Smart, Sexy, and SASSy

Allie Baster, of SASS Burlesque, is a burlesque dancer and now burlesque teacher.

Allie Baster, who requested only her stage name be used, is a member of SASS Burlesque Revue, a burlesque troupe in Mount Pleasant, Michigan.

Recently she taught her first ever workshop on the sultry attitude and choreography of burlesque. Workshop participants learned the history of burlesque, common moves, choreography, and even how to chair dance.

BTP Fitness and Health Club in Lake Isabella, Michigan, hosted the workshop on Saturday, March 24, 2018.

“The point of doing it is to empower women to feel comfortable with themselves, their own body,” said Allie. “Some of them do that with ballet, some of them do that with Zumba, and some of them want to do it in a bolder way- and burlesque fits that bill. It’s a confidence booster. It’s sexy and it makes you feel okay with being sexy, with being powerful, with being sensual. It’s really something that gets you in touch with your own body and builds confidence. Confidence is the sexiest thing around.”

Allie didn’t start her dancing career with burlesque.

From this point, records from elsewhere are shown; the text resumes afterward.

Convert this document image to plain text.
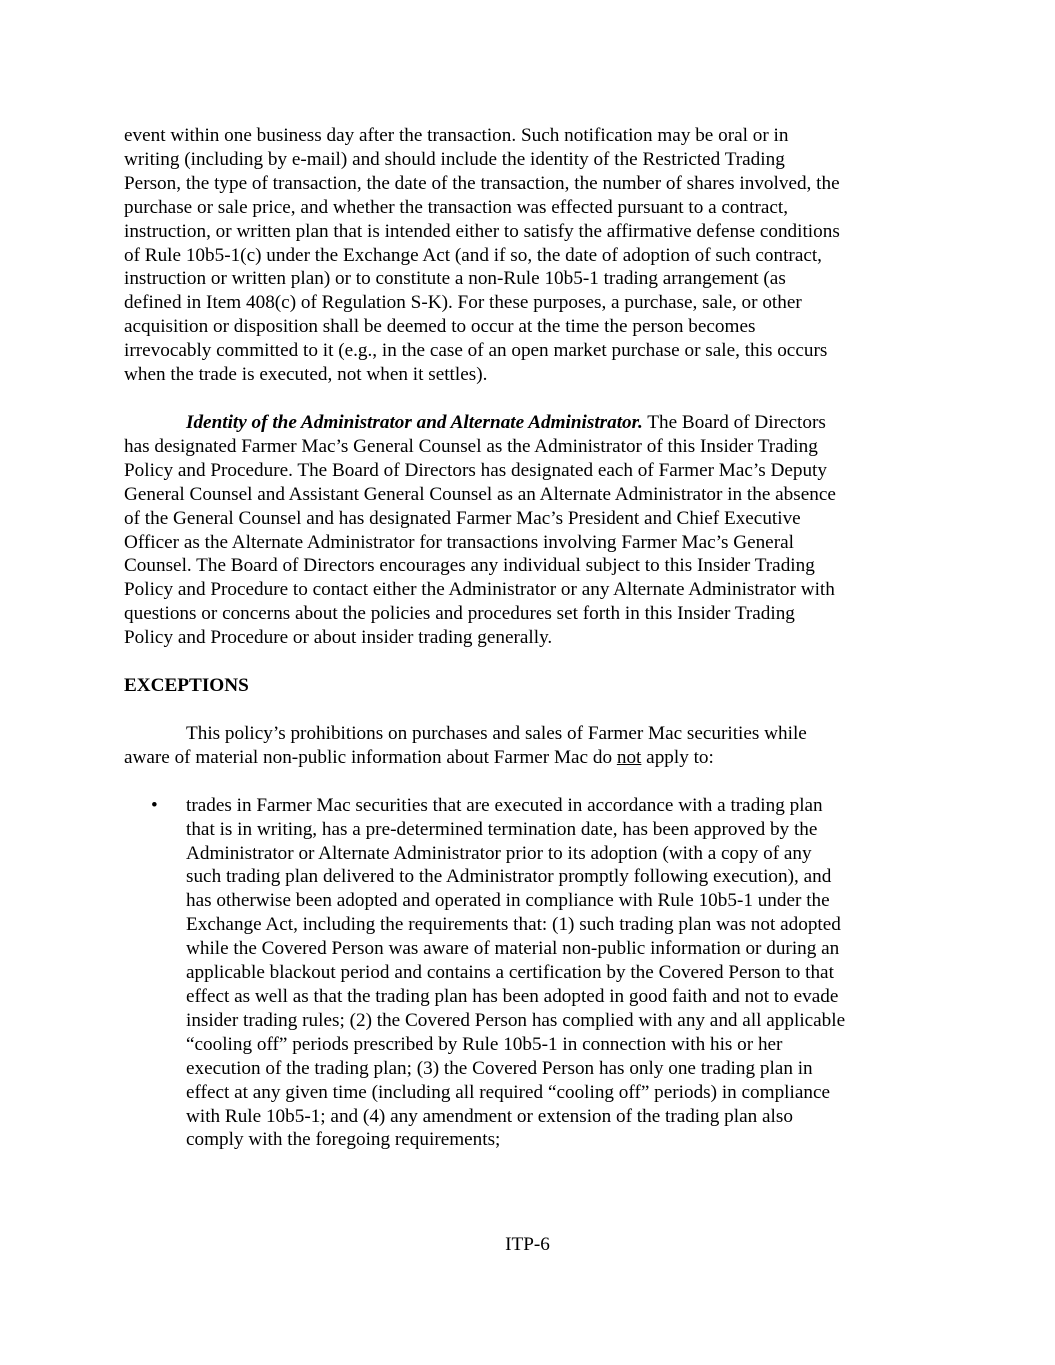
event within one business day after the transaction. Such notification may be oral or in
writing (including by e-mail) and should include the identity of the Restricted Trading
Person, the type of transaction, the date of the transaction, the number of shares involved, the
purchase or sale price, and whether the transaction was effected pursuant to a contract,
instruction, or written plan that is intended either to satisfy the affirmative defense conditions
of Rule 10b5-1(c) under the Exchange Act (and if so, the date of adoption of such contract,
instruction or written plan) or to constitute a non-Rule 10b5-1 trading arrangement (as
defined in Item 408(c) of Regulation S-K). For these purposes, a purchase, sale, or other
acquisition or disposition shall be deemed to occur at the time the person becomes
irrevocably committed to it (e.g., in the case of an open market purchase or sale, this occurs
when the trade is executed, not when it settles).

Identity of the Administrator and Alternate Administrator. The Board of Directors
has designated Farmer Mac’s General Counsel as the Administrator of this Insider Trading
Policy and Procedure. The Board of Directors has designated each of Farmer Mac’s Deputy
General Counsel and Assistant General Counsel as an Alternate Administrator in the absence
of the General Counsel and has designated Farmer Mac’s President and Chief Executive
Officer as the Alternate Administrator for transactions involving Farmer Mac’s General
Counsel. The Board of Directors encourages any individual subject to this Insider Trading
Policy and Procedure to contact either the Administrator or any Alternate Administrator with
questions or concerns about the policies and procedures set forth in this Insider Trading
Policy and Procedure or about insider trading generally.

EXCEPTIONS

This policy’s prohibitions on purchases and sales of Farmer Mac securities while
aware of material non-public information about Farmer Mac do not apply to:

• trades in Farmer Mac securities that are executed in accordance with a trading plan
that is in writing, has a pre-determined termination date, has been approved by the
Administrator or Alternate Administrator prior to its adoption (with a copy of any
such trading plan delivered to the Administrator promptly following execution), and
has otherwise been adopted and operated in compliance with Rule 10b5-1 under the
Exchange Act, including the requirements that: (1) such trading plan was not adopted
while the Covered Person was aware of material non-public information or during an
applicable blackout period and contains a certification by the Covered Person to that
effect as well as that the trading plan has been adopted in good faith and not to evade
insider trading rules; (2) the Covered Person has complied with any and all applicable
“cooling off” periods prescribed by Rule 10b5-1 in connection with his or her
execution of the trading plan; (3) the Covered Person has only one trading plan in
effect at any given time (including all required “cooling off” periods) in compliance
with Rule 10b5-1; and (4) any amendment or extension of the trading plan also
comply with the foregoing requirements;
ITP-6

“I’ve been a dancer since I was a kid in more traditional ways,” said Allie. “I had planned after I graduated high school to go into dance. I had a knee injury in my junior year of high school and had to make a completely different life plan, because I was going to be a dancer.”

Years later she started taking belly dance classes and one of her instructors was a member of a former burlesque troupe in Mount Pleasant called The Pleasant Ladies.

“That was my first real introduction to burlesque. I saw some of her shows and thought it looked like a lot of fun,” said Allie. “I was at a place with myself where I wasn’t feeling as confident about myself. I had put on some weight, I’d been out of dancing for a long time, I didn’t feel like me. Belly dancing helped a lot. And then I took that next step and I auditioned for The Pleasant Ladies and I made it in. That troupe has since dissolved but some of the former members of that troupe got together and made SASS And we’re still going strong.”

“We didn’t want to be The Pleasant Ladies because we didn’t feel like we could own that name,” said Allie. “Others had established it and they weren’t part of it anymore. We came up with the Smart and Sexy Sirens- SASS burlesque. The more we thought of that name the more we loved it. We are smart and sexy. Smart comes first. Sexy comes after smart. Sexy comes because of smart.”

Allie said that burlesque has had a positive impact on her life and has increased her confidence.

“Dancing burlesque and hearing the audience love what you’re doing it’s a little bit of a rush, it makes you feel good,” said Allie. “You’re like I still got it. I’m not as young as I used to be, I’m not as thin as I used to be, but I still go it. And that carries over in my life. Having that self-confidence on stage lets me be a little more confident in, say, a professional meeting.”

The troupe’s next scheduled show will be Saturday, April 28, 2018 at Rubble’s Bar on W. Michigan Street in Mount Pleasant, Michigan. SASS is hosting “Smash the Patriarchy Variety Show” and proceeds will go to Women’s Aid Service and SAPA (Sexual Aggression Peer Advocates).